Filene recently launched a pilot in coordination with Washington State Employees Credit Union called, QCash. QCash is a payday loan alternative that leverages technology to ensure that a member can move from application to funding in just six clicks—all in less than 60 seconds. When we first launched the pilot there was some skepticism from the market that we could help members so simply and quickly, even with the help of technology. Senior leaders at credit unions called and said, “Tansley, this just isn’t possible. Are you sure?”
A few weeks ago my colleague, George Hofheimer, was giving a guest lecture at Stanford University to a group of MBA students. He shared some of Filene’s newest projects and explained how QCash is built to move members from application to funding in six clicks and 60 seconds. The response he received from a group of mostly 20-somethings was, “60 seconds. Hmm. That seems like a long time.”
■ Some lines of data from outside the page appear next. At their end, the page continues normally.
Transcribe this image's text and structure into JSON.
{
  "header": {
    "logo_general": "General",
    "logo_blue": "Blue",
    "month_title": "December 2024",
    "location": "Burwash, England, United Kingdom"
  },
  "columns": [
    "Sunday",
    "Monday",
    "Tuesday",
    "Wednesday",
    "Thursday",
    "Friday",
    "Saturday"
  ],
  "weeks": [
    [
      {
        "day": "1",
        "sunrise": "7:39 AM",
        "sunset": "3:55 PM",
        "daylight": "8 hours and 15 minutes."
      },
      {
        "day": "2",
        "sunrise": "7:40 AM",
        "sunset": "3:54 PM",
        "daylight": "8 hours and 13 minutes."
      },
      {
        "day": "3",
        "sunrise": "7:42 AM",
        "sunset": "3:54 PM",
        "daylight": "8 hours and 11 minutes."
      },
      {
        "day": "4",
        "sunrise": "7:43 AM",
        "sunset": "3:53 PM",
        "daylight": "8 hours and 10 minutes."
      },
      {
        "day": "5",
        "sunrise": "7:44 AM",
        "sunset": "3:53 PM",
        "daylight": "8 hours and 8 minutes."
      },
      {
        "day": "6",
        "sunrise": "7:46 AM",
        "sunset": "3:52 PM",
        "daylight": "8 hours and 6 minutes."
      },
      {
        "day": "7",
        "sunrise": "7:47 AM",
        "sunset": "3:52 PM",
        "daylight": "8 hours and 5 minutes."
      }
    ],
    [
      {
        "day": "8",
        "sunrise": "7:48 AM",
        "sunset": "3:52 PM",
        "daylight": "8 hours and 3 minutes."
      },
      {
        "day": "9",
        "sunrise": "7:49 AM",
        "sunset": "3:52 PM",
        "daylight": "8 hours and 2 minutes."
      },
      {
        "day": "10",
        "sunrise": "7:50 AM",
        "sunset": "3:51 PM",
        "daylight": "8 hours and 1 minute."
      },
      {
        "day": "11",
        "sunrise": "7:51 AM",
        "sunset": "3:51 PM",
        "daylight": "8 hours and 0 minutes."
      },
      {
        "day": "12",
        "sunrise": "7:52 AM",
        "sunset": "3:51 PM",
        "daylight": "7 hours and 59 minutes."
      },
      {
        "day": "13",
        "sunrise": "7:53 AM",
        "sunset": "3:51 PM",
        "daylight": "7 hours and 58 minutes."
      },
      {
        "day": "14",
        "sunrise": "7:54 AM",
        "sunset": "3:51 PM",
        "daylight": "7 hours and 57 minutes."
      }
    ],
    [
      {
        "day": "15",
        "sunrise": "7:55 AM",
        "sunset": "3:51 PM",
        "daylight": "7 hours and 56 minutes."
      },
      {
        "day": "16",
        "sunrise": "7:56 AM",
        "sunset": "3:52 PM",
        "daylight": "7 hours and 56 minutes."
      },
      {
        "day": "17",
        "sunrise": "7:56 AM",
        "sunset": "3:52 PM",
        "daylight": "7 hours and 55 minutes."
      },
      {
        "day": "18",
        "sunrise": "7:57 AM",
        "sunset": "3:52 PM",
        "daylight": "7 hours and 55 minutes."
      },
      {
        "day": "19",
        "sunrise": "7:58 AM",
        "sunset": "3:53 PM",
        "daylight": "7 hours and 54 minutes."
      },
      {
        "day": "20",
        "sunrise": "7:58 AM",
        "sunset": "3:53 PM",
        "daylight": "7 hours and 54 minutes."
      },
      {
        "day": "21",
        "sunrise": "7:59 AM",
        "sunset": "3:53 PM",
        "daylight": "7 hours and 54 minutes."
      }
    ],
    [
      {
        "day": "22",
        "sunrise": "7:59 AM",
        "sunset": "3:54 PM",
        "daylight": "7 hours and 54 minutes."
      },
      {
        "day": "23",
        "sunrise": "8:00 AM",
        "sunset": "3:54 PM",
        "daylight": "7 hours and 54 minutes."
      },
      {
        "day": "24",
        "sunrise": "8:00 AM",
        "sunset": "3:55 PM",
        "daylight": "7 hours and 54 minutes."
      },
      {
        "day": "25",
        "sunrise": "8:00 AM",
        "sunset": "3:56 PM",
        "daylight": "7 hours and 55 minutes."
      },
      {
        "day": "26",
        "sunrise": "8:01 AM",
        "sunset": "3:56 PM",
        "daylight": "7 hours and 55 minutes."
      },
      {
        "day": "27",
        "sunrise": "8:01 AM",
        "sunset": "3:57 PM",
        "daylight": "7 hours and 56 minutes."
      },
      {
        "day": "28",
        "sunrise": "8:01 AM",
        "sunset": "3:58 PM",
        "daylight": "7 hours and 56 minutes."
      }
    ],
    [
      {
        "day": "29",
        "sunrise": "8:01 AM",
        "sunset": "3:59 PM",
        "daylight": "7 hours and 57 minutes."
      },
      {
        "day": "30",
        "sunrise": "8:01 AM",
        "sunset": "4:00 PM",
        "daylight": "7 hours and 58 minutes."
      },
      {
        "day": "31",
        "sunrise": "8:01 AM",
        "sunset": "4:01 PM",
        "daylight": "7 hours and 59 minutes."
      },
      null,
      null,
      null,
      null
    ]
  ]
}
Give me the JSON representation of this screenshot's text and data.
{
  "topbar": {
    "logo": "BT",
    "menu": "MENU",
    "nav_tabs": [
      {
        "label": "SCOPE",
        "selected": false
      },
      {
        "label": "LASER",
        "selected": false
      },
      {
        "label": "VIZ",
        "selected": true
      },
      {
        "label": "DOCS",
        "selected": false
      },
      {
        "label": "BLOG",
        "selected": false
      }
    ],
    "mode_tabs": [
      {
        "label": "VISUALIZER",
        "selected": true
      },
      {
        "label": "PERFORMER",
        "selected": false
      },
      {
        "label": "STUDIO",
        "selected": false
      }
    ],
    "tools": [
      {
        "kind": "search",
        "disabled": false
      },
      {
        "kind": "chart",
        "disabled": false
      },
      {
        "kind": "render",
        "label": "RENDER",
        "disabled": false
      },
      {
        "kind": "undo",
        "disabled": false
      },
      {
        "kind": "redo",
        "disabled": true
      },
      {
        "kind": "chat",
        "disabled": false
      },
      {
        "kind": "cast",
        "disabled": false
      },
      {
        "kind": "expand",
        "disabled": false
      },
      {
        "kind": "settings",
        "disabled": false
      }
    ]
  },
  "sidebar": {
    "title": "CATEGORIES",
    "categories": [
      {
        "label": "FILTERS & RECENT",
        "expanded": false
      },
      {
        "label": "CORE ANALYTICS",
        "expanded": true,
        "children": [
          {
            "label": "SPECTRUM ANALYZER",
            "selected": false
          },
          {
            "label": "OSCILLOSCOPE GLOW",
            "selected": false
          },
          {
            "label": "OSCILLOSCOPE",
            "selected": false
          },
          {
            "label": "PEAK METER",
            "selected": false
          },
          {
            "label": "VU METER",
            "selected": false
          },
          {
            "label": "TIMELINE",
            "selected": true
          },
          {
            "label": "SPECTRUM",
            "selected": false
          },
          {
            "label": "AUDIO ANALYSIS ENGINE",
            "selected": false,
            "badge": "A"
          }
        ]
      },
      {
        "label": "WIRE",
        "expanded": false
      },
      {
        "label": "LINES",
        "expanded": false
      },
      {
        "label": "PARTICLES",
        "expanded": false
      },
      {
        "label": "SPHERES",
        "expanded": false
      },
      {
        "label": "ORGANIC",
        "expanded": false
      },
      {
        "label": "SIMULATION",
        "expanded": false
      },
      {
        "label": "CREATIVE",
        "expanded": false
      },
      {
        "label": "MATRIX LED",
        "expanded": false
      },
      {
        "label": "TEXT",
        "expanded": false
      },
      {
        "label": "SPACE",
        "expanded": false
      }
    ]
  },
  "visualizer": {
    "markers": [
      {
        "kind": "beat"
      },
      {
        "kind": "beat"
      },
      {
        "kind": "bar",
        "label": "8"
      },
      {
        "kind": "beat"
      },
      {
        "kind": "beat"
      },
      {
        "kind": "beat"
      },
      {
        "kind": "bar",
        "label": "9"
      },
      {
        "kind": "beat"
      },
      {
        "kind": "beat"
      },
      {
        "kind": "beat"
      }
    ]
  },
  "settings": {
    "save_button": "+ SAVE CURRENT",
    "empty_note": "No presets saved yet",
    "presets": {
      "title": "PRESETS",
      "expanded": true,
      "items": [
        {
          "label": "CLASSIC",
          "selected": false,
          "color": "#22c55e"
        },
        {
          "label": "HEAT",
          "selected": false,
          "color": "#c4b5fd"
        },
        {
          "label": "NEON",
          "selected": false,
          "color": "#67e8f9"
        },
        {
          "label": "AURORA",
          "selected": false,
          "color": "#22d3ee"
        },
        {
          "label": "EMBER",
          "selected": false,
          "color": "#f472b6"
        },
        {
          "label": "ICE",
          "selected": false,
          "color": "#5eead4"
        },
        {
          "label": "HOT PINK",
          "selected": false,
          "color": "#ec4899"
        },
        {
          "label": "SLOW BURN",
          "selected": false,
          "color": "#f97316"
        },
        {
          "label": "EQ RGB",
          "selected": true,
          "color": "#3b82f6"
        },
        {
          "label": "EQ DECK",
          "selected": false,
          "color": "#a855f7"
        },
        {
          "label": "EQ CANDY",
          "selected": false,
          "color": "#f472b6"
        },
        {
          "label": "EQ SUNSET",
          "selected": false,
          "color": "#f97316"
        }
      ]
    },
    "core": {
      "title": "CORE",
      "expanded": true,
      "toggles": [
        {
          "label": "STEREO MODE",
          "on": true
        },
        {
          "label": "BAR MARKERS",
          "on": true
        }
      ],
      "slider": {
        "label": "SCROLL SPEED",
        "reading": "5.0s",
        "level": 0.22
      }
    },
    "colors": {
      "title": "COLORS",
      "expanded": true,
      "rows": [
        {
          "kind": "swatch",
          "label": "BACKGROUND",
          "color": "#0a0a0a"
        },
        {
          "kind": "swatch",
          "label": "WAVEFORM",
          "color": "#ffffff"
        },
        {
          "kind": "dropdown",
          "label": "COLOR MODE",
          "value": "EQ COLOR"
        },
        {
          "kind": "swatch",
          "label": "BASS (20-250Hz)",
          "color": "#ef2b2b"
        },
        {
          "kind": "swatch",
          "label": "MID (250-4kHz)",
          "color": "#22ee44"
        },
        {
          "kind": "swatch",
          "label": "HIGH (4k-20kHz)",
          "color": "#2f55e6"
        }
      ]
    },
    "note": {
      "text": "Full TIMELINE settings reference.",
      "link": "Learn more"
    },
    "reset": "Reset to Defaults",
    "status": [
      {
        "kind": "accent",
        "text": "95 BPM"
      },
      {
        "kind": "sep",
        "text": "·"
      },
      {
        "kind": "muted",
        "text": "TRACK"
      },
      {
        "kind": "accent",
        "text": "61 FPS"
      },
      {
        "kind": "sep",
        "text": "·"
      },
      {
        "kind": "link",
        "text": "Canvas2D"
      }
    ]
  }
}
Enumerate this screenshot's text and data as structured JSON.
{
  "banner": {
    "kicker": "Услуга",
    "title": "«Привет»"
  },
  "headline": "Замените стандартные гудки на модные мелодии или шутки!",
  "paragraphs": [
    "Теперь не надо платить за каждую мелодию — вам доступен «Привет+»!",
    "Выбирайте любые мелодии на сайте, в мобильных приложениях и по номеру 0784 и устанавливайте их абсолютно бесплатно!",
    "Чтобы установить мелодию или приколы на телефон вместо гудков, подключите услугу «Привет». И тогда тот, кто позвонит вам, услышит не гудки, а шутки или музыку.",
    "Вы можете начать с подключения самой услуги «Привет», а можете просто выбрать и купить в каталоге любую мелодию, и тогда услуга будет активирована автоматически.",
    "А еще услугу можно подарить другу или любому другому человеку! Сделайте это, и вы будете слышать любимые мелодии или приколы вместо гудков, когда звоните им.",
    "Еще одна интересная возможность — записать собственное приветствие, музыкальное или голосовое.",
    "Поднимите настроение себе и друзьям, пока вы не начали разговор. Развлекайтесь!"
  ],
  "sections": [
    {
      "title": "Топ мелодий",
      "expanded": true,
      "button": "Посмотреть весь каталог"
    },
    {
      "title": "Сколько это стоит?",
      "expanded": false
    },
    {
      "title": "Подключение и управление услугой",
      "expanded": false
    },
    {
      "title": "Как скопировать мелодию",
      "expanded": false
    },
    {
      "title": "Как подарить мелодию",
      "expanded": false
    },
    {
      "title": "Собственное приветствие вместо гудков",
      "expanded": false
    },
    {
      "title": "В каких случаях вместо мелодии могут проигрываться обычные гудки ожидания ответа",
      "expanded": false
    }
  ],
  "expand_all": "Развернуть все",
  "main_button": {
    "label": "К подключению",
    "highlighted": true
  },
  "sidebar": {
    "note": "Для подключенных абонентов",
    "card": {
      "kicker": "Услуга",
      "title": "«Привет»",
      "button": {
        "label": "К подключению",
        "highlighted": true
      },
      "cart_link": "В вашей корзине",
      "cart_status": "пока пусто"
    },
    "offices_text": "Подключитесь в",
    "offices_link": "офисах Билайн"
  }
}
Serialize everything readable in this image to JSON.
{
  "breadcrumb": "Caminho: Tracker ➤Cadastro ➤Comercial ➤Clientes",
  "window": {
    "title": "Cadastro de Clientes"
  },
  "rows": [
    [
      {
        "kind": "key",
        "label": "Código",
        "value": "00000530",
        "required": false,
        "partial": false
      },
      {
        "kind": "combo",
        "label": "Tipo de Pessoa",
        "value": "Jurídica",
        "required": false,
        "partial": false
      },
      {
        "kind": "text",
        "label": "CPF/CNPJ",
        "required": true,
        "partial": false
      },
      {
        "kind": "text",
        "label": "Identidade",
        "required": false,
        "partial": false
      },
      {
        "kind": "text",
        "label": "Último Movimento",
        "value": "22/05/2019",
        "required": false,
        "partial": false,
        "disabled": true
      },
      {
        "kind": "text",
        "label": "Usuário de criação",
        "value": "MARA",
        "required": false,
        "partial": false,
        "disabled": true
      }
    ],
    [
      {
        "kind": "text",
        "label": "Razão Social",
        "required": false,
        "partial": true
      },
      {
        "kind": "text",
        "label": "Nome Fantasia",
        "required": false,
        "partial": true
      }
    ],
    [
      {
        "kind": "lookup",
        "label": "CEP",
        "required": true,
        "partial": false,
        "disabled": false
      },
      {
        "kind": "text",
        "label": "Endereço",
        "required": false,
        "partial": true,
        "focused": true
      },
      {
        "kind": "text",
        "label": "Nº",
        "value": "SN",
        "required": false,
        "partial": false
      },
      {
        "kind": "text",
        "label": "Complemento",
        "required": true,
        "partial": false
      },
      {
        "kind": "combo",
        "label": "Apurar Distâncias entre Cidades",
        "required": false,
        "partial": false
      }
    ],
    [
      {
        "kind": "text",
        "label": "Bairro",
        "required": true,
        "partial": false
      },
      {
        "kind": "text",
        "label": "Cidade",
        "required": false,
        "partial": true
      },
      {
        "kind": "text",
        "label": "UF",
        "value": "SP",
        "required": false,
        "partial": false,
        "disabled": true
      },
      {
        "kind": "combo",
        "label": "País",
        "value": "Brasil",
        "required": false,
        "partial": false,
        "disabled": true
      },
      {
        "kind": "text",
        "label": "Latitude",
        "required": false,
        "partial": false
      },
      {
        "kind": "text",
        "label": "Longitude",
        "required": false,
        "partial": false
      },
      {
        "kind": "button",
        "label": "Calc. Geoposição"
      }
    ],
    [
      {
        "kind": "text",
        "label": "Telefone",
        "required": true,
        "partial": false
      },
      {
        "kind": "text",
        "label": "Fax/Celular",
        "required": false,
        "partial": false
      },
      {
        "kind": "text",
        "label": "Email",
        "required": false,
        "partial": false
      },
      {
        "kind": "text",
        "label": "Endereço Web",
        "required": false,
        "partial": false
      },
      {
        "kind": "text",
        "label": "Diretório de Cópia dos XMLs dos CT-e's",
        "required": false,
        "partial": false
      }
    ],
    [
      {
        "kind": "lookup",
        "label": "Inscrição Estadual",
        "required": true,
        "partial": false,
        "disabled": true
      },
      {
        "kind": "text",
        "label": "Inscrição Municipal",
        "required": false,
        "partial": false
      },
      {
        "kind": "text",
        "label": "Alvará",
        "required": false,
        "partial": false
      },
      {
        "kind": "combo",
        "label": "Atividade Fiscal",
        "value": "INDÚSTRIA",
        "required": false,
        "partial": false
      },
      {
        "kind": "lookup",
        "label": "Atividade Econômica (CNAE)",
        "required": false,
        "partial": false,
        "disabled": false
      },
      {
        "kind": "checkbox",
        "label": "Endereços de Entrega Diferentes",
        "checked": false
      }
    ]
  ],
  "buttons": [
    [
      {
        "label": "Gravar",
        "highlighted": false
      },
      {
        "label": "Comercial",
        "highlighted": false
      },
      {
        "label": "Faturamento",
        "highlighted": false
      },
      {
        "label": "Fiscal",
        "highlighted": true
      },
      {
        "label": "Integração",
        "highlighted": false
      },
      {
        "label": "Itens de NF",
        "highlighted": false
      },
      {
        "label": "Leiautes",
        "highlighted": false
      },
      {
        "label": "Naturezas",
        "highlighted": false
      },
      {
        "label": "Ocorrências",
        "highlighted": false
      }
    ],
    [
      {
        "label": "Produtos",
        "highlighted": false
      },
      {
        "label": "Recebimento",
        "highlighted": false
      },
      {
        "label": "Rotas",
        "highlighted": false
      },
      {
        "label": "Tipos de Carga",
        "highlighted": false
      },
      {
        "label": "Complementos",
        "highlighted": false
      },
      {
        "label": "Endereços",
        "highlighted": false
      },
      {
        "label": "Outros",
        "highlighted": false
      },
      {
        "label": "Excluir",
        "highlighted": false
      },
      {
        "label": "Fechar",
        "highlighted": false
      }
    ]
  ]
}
For some of us who have been working within financial services for many years, sixty seconds sounds outrageous. It’s just so fast. We worry about compliance. We worry that something will be missed. We may even wonder why moving so quickly matters. For a large percentage of our members and potential members life has always moved quickly. Gen Y and Gen Z expect experiences like a small dollar loan application to be seamless and fast. If it takes an hour or longer they’ll be asking, “Are we there yet?”
It’s time to start making experiences at our credit unions easier. Here are five steps to get started:
- Invite in the “eyes of a child.” Children are naturally curious and not afraid to ask questions and challenge why something is the way it is. Invite someone who has never been a part of your processes to come in and poke around. You might be surprised at what you uncover that might be ripe for improvement.
- Ask the team. Ask your subject matter experts to share the process for opening new accounts and loans. Be sure to ask: What are the top three things that often get in your way or that cause member frustration? Your frontline team will have lots of insights that will help you simplify the process.
- Use your data. Nothing is worse for a user than having to input information that you should already know. Consumer awareness of the power of big data is high. There is an expectation that if you know something about me as a member then I should not have to spend time inputting that information repeatedly.
- Gauge Effort Expectations. As Filene has worked with credit unions to benchmark member effort, one critical element that we analyze is the “member effort gap.” This is the difference between how difficult a member thought a process would be and how difficult the process actually was. Understanding member expectations and how we are delivering on those expectations can help the credit union focus on improving the processes that are having the most negative impact on your members’ experience.
- Be fast when they want it. Take time when it matters. The strongest path to long-term member engagement is to create fast and easy experiences in those instances when members want to move quickly. This has an added benefit of freeing frontline staff to spend time engaging with members when they want extra support and guidance in certain situations.
As credit unions look to attract, retain and fully engage the next generation of members it is essential that we create the seamless experiences they demand. What we once thought was seamless and easy, may just be too cumbersome today. Let’s not leave our members asking, “Are we there yet?”